WATER ROCKET SAFETY
Before moving forward to all the fun stuff, it’s important to mention safety. Even though the Bigfoot Water Rocket Launcher has abundant safety features in it’s design and construction, there are still guidelines that must be followed by the users and observers to keep this a safe experience.
- Use FRESH BOTTLES for any rocket components that will be pressurized, like the booster (first stage portion). It takes soda bottle 450 years to biodegradable, but only a year or two to start loosing it’s cross molecular strength. Extended sun exposure can cause the plastic to loose it’s elasticity, making it brittle.
- Only use SODA BOTTLES because they are designed for holding pressured carbonated drinks.
- The SKY is the only thing that you should point a rocket that. Never point a pressurized rocket at anything. Traveling at 125 m.p.h., a rocket has enough energy to do real damage.
- 12 Foot Rule - The launcher is furnished with 12 foot pull strings and 12 foot air and water hoses. After the rocket is mounted and latched onto the trigger then everyone, children and adults, participants and spectators, (and pets) must get at least 12 feet BEHIND the launcher. Preferably, the launch supervisor and persons that will be pulling the string, the person adding water, and the person adding air, (which could all be one person), are the only people at the 12 foot mark behind the launcher. All other spectators should add some more distance to be out of the way. It is considered safe to fill rockets with 100 p.s.i. with this 12 foot border.
- Wait to hear for the "ALL CLEAR” before starting the countdown. Many times NASA has problems with stray boats traveling aimlessly near the launch pad before countdown. Put someone in charge to always check for ANYTHING that could wander into the flight path and anything closer than 12 feet to the launcher. Consider obstacles like power lines, buildings, and roadways.

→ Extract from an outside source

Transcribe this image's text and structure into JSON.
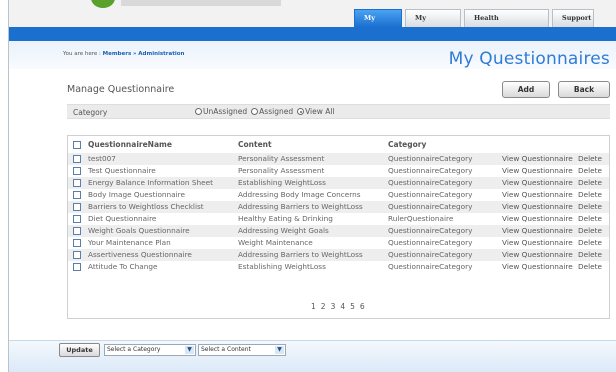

- Safety Goggles are recommended for participants.
- ABORTING A FLIGHT is best done by using the brass 3 way valve on the end of the 12 foot long water hose. Turn valve handle towards the unused open port to release all pressurization. Never approach a pressurized water rocket on the launcher.
- Think thin PLASTIC parts for all water rocket parts. Use a plastic booster (soda bottle), plastic nose cone (soda bottle) and plastic fins (corrugated signboard). Of course you will need adhesives (no hot melt). Metal and hard parts are not safe. "What goes up, must come down."